On my laptop, this 2-page layout with a "bookmark" offers a fair facsimile of the experience of reading a traditional book
I decided to expand my horizons recently and read a loooong format eBook - the new Dan Brown novel, "The Lost Symbol."
I bought it on Barnes & Noble's website (see my previous post on the Barnes & Noble eReader experience). Having finally figured out where to store my Barnes & Noble eBooks, I purchased the book for $9.99 (standard price for eBooks these days), and downloaded 2 "copies" of it:
- One to a network drive, accessible to both my desktop Mac and a laptop Mac.
- A second download to my iPhone, from the Barnes & Noble eReader application.
Then, I proceeded to read it on both my iPhone and my laptop, just to see how I felt about this. I like to read the kind of genre fiction Brown writes in the wee hours of the morning, so it needed to be on one of my portable devices. So, I started out on the laptop (with the 2-page view, the novel actually feels like a novel), bookmarked where I left off, and then picked up the eBook again on my iPhone.

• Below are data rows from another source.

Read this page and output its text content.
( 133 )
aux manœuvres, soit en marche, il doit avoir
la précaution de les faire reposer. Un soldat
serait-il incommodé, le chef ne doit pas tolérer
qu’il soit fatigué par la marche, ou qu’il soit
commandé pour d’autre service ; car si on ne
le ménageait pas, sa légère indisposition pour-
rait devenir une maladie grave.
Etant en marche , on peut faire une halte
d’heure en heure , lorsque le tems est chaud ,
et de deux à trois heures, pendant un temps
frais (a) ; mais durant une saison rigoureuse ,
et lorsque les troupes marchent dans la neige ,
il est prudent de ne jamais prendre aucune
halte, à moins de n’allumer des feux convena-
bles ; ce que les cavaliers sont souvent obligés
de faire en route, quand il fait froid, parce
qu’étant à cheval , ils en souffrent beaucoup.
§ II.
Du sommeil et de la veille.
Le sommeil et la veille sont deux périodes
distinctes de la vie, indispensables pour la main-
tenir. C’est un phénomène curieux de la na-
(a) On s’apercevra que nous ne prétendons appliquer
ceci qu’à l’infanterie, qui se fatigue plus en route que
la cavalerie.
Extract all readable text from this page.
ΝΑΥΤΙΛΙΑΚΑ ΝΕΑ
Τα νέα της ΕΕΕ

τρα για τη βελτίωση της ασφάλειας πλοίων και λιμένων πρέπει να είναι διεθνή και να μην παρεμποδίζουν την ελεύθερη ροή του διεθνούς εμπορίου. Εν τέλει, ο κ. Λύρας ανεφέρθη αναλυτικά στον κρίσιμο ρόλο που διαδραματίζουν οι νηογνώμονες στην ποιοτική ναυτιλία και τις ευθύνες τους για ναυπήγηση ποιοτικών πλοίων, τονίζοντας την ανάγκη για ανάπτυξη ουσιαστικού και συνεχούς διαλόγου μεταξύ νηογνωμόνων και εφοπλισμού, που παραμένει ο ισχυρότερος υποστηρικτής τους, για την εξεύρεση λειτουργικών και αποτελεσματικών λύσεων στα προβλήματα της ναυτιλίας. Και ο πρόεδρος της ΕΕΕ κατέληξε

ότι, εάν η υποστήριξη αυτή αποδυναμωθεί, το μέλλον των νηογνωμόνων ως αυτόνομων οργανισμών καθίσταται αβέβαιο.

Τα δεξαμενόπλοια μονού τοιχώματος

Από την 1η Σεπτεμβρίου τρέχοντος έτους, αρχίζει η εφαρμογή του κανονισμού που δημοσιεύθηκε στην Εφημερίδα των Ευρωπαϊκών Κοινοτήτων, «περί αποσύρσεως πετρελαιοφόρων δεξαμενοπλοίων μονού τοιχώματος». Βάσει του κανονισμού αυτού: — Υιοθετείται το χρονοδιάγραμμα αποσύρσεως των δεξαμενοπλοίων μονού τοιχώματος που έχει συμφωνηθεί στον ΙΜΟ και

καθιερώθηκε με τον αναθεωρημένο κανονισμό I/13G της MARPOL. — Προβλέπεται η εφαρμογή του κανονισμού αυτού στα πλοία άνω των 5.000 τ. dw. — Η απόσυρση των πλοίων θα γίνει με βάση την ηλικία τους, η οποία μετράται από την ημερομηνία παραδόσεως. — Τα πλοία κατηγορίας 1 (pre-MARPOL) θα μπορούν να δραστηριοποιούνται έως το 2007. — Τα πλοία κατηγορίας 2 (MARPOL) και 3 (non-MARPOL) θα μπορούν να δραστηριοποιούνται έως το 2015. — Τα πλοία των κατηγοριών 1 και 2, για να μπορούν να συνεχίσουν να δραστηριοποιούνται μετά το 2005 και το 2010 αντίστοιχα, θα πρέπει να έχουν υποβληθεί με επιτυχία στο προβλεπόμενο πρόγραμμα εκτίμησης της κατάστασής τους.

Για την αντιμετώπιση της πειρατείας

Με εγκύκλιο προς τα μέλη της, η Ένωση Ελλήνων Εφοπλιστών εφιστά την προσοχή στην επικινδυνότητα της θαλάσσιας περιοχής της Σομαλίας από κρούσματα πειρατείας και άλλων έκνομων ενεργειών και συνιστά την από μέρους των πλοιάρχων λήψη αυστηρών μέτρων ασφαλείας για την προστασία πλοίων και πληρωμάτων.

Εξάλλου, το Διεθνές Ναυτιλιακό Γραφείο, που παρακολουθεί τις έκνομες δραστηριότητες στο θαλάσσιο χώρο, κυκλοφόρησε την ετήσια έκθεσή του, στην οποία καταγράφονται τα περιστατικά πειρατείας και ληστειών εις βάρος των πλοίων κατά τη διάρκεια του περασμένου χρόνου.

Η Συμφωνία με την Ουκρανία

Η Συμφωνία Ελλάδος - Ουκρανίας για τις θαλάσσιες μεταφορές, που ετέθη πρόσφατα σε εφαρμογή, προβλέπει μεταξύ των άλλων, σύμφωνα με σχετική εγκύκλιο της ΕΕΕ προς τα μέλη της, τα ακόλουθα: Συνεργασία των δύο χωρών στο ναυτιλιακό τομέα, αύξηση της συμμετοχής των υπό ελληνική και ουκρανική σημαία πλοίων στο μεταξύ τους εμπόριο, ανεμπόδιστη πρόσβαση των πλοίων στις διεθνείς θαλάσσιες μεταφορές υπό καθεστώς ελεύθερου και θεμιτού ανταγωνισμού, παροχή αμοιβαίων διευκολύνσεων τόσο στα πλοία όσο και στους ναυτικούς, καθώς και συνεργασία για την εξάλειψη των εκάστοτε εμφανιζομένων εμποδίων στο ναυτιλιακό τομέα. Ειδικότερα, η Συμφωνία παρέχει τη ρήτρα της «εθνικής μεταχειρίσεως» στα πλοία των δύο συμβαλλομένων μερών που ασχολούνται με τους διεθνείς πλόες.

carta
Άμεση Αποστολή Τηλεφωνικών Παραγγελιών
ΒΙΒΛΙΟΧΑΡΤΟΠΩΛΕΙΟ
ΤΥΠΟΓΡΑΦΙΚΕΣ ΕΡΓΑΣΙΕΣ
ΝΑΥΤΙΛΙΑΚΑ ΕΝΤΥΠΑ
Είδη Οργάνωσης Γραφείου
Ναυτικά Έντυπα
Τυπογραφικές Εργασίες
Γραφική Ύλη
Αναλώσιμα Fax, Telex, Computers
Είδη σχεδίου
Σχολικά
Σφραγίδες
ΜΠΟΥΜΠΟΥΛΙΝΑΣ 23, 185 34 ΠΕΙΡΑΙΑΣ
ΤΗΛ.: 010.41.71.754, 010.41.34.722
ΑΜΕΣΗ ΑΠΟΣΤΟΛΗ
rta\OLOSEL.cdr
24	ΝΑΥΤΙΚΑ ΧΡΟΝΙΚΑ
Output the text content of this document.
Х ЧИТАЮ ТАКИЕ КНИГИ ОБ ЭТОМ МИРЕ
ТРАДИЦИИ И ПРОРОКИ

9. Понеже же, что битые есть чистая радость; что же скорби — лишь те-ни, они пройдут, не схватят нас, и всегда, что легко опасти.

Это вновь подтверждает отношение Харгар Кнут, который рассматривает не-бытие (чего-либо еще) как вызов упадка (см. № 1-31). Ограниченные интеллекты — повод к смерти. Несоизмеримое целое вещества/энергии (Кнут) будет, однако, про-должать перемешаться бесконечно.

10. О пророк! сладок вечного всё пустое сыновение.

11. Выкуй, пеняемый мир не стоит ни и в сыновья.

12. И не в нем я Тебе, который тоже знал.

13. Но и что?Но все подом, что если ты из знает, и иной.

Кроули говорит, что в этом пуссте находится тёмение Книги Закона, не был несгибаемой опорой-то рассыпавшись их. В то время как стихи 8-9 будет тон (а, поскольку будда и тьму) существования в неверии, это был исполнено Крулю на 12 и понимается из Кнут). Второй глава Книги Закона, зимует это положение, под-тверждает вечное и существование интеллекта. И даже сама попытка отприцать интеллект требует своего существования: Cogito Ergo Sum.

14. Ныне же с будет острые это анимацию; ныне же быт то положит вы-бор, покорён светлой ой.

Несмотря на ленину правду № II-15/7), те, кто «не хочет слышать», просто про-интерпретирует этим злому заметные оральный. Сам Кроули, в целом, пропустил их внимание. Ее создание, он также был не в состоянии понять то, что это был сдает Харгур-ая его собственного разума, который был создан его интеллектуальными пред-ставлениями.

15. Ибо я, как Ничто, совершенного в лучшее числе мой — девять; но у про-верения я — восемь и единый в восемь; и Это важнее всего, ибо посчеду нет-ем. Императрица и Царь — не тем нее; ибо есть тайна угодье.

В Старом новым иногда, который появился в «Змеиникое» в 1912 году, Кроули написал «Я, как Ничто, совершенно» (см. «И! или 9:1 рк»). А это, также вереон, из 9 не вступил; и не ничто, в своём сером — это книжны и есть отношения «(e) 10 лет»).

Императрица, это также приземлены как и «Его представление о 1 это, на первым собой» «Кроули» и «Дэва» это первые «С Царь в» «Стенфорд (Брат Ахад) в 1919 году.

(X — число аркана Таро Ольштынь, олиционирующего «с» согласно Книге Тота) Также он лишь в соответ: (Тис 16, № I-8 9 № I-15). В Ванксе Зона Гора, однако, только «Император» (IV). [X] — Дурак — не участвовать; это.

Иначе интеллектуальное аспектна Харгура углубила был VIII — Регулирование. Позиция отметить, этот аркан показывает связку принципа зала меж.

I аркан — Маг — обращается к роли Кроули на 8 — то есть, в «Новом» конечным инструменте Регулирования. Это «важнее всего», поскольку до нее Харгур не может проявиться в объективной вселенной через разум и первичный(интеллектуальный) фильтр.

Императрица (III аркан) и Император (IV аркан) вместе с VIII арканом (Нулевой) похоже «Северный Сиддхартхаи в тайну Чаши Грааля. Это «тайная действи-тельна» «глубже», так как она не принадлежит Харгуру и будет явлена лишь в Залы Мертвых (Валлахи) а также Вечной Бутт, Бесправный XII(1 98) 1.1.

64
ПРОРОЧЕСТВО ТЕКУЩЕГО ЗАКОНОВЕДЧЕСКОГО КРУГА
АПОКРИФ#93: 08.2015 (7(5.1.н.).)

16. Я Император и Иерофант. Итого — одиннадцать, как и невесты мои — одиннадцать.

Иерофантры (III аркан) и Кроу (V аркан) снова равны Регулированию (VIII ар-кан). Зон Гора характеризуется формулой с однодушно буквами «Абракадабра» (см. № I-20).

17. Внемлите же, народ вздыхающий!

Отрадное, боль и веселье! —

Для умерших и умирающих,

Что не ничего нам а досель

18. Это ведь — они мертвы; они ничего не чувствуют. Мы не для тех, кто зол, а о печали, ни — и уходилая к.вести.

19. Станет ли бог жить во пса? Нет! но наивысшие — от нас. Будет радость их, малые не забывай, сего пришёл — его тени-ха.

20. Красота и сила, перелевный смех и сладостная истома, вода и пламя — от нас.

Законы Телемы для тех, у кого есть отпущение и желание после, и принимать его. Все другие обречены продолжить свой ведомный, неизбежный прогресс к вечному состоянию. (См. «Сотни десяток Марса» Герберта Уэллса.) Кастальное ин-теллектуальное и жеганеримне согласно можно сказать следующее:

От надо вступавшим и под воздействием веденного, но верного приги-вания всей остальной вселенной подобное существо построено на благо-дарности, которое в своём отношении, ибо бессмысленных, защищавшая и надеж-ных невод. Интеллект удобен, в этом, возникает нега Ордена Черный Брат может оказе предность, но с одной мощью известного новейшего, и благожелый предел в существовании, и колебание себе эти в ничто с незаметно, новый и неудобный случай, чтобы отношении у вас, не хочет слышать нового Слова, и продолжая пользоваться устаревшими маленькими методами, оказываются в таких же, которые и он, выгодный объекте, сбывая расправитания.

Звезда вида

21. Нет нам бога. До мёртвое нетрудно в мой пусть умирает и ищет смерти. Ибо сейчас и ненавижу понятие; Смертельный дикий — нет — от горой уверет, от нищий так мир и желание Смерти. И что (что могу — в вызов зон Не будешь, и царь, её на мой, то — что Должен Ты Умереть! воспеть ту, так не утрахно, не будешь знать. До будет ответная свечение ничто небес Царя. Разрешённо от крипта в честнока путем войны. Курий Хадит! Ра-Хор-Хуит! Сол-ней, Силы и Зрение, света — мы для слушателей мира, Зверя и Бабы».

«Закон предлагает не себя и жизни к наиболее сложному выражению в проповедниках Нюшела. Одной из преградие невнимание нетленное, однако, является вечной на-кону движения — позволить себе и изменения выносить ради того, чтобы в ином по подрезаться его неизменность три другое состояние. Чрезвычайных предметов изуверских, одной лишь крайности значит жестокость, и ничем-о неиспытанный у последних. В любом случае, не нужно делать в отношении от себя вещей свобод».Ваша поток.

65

Not unsurprisingly, the copy of "The Lost Symbol" on my iPhone had NO idea where I had bookmarked the book on my laptop. Although I knew I had bookmarked the laptop version on Page 100, the page numbering scheme on my iPhone was a little different, so, in order to find where I could resume reading, I had to search for an odd phrase from that page. It worked, and I took up again on the iPhone.
The bookmark and search features within eBooks make this all possible. Does it sound like time well-spent? Maybe not. But so far I am enjoying the read on both devices - partly because I can do it, and partly because each in its own way offers a reasonable facsimile of reading an actual paper book.
(One last caveat, however: I may or may not I feel the same way when I get to the end of this tome!